Kate Nelson of Portland has been an early arrival for Independence Day fireworks at the Eastern Promenade since she was a child, figuring she needed to get there early to snag a prime spot.
But Saturday, she didn’t have to set her alarm early to get there by 9 a.m. and instead arrived to get a front row seat in the early afternoon.
“We usually have two or three meals by now,” she said around 4 p.m. Saturday at her setup, just in front of the orange snow fence at the base of the promenade, the closest you can get to the where the fireworks are set off without annoying police and firefighters.
Nelson wasn’t the only one who wasn’t rushing to the promenade on Saturday. When the fireworks delayed by Friday’s downpours were finally fired off about 9:20 p.m., the half-hour show went without a hitch.
Kevin Cleasby of New Hampshire, who was running a trailer selling french fries, said it was a late-arriving crowd, but business was still good.
Cleasby figured many people held off heading to Munjoy Hill, thinking it would take awhile for the roughly 2 inches of rain that fell overnight to dry off.
“As soon as the sun popped out, the people popped out,” he said.
Cleasby said that if it was ever a good time to have the fireworks delayed, it was this year. The show was originally set for a Friday, and switching it to a Saturday probably wouldn’t inconvenience too many the way a midweek holiday would. He and others also thought the weather, breezy with temperatures in the 70s, was just about ideal.
That was a big contrast to Friday, when the rain started in the afternoon and fell steadily throughout the night before ending shortly after sunrise Saturday.
Organizers of the Stars and Stripes Spectacular celebration took a look at the forecast, with Hurricane Arthur heading up the coast, and decided on Thursday to push the show back a day.
Seth Vigue said Friday’s rain meant he “sat around inside instead of sitting around outside.”
As for the fireworks, he said, “I had no idea they did this.”
Vigue moved to Munjoy Hill from Farmington last fall and said he learned that he was a few blocks away from one of southern Maine’s biggest fireworks displays only a few days ago. He took a walk to check out the scene late Saturday afternoon, then figured he’d head home for a couple of hours and return around sunset – the advantage of living just a few blocks from the Eastern Prom.
The crowd built slowly Saturday, lawn chairs and blankets beginning to dot the hillside late in the afternoon.
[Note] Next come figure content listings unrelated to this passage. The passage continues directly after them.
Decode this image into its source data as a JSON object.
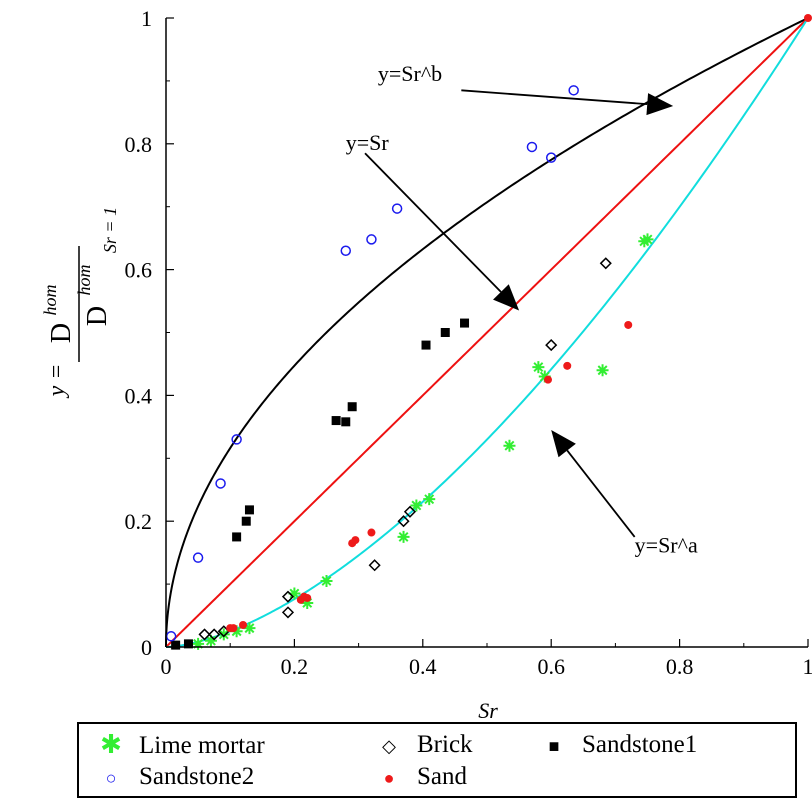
{
  "chart_data": {
    "type": "scatter",
    "xlabel": "Sr",
    "ylabel": {
      "prefix": "y =",
      "numerator": "D",
      "numerator_sup": "hom",
      "denominator": "D",
      "denominator_sup": "hom",
      "denominator_sub": "Sr = 1"
    },
    "xlim": [
      0,
      1
    ],
    "ylim": [
      0,
      1
    ],
    "x_ticks": [
      0,
      0.2,
      0.4,
      0.6,
      0.8,
      1
    ],
    "y_ticks": [
      0,
      0.2,
      0.4,
      0.6,
      0.8,
      1
    ],
    "x_tick_labels": [
      "0",
      "0.2",
      "0.4",
      "0.6",
      "0.8",
      "1"
    ],
    "y_tick_labels": [
      "0",
      "0.2",
      "0.4",
      "0.6",
      "0.8",
      "1"
    ],
    "grid": false,
    "legend_placement": "bottom",
    "series": [
      {
        "name": "Lime mortar",
        "marker": "star",
        "color": "#33ee33",
        "points": [
          [
            0.05,
            0.005
          ],
          [
            0.07,
            0.01
          ],
          [
            0.09,
            0.02
          ],
          [
            0.11,
            0.025
          ],
          [
            0.13,
            0.03
          ],
          [
            0.2,
            0.085
          ],
          [
            0.22,
            0.07
          ],
          [
            0.25,
            0.105
          ],
          [
            0.37,
            0.175
          ],
          [
            0.39,
            0.225
          ],
          [
            0.41,
            0.235
          ],
          [
            0.535,
            0.32
          ],
          [
            0.58,
            0.445
          ],
          [
            0.59,
            0.43
          ],
          [
            0.68,
            0.44
          ],
          [
            0.745,
            0.645
          ],
          [
            0.75,
            0.648
          ]
        ]
      },
      {
        "name": "Brick",
        "marker": "diamond",
        "color": "#000000",
        "points": [
          [
            0.06,
            0.02
          ],
          [
            0.075,
            0.02
          ],
          [
            0.09,
            0.025
          ],
          [
            0.19,
            0.08
          ],
          [
            0.19,
            0.055
          ],
          [
            0.325,
            0.13
          ],
          [
            0.37,
            0.2
          ],
          [
            0.38,
            0.215
          ],
          [
            0.6,
            0.48
          ],
          [
            0.685,
            0.61
          ]
        ]
      },
      {
        "name": "Sandstone1",
        "marker": "square",
        "color": "#000000",
        "points": [
          [
            0.015,
            0.003
          ],
          [
            0.035,
            0.005
          ],
          [
            0.11,
            0.175
          ],
          [
            0.125,
            0.2
          ],
          [
            0.13,
            0.218
          ],
          [
            0.265,
            0.36
          ],
          [
            0.28,
            0.358
          ],
          [
            0.29,
            0.382
          ],
          [
            0.405,
            0.48
          ],
          [
            0.435,
            0.5
          ],
          [
            0.465,
            0.515
          ]
        ]
      },
      {
        "name": "Sandstone2",
        "marker": "circle",
        "color": "#1a1aee",
        "points": [
          [
            0.008,
            0.017
          ],
          [
            0.05,
            0.142
          ],
          [
            0.085,
            0.26
          ],
          [
            0.11,
            0.33
          ],
          [
            0.28,
            0.63
          ],
          [
            0.32,
            0.648
          ],
          [
            0.36,
            0.697
          ],
          [
            0.57,
            0.795
          ],
          [
            0.6,
            0.778
          ],
          [
            0.635,
            0.885
          ]
        ]
      },
      {
        "name": "Sand",
        "marker": "dot",
        "color": "#ee1a1a",
        "points": [
          [
            0.1,
            0.03
          ],
          [
            0.105,
            0.03
          ],
          [
            0.12,
            0.035
          ],
          [
            0.21,
            0.075
          ],
          [
            0.215,
            0.08
          ],
          [
            0.22,
            0.078
          ],
          [
            0.29,
            0.165
          ],
          [
            0.295,
            0.17
          ],
          [
            0.32,
            0.182
          ],
          [
            0.595,
            0.425
          ],
          [
            0.625,
            0.447
          ],
          [
            0.72,
            0.512
          ],
          [
            1.0,
            1.0
          ]
        ]
      }
    ],
    "curves": [
      {
        "label": "y=Sr^b",
        "exponent": 0.5,
        "color": "#000000"
      },
      {
        "label": "y=Sr",
        "exponent": 1,
        "color": "#ee1111"
      },
      {
        "label": "y=Sr^a",
        "exponent": 1.6,
        "color": "#11dddd"
      }
    ],
    "annotations": [
      {
        "text": "y=Sr^b",
        "text_at": [
          0.33,
          0.9
        ],
        "arrow_from": [
          0.46,
          0.885
        ],
        "arrow_to": [
          0.79,
          0.86
        ]
      },
      {
        "text": "y=Sr",
        "text_at": [
          0.28,
          0.79
        ],
        "arrow_from": [
          0.31,
          0.785
        ],
        "arrow_to": [
          0.55,
          0.535
        ]
      },
      {
        "text": "y=Sr^a",
        "text_at": [
          0.73,
          0.15
        ],
        "arrow_from": [
          0.73,
          0.175
        ],
        "arrow_to": [
          0.6,
          0.345
        ]
      }
    ]
  }
}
A few boats arrived then, too, picking out prime spots to drop an anchor and watch the show from the water side.
In the middle of the Eastern Prom’s hillside, Kristen Chalmers of Peaks Island sat alone with three blankets and a couple of lawn chairs, spread out around her. She was going to watch the show with about 10 friends but had volunteered, as she usually did, to set up ahead of time.
This year, that meant spreading a tarp under the blankets to keep everyone dry in case the grass was still wet.
It was also a melancholy holiday for Chalmers because her father, who would help her scout out a location for the gathering and set up the blankets and chairs, died a few weeks ago, and this was her first time heading up the hill without him.
“He loved this,” she said, looking out onto Casco Bay. “This was his favorite.”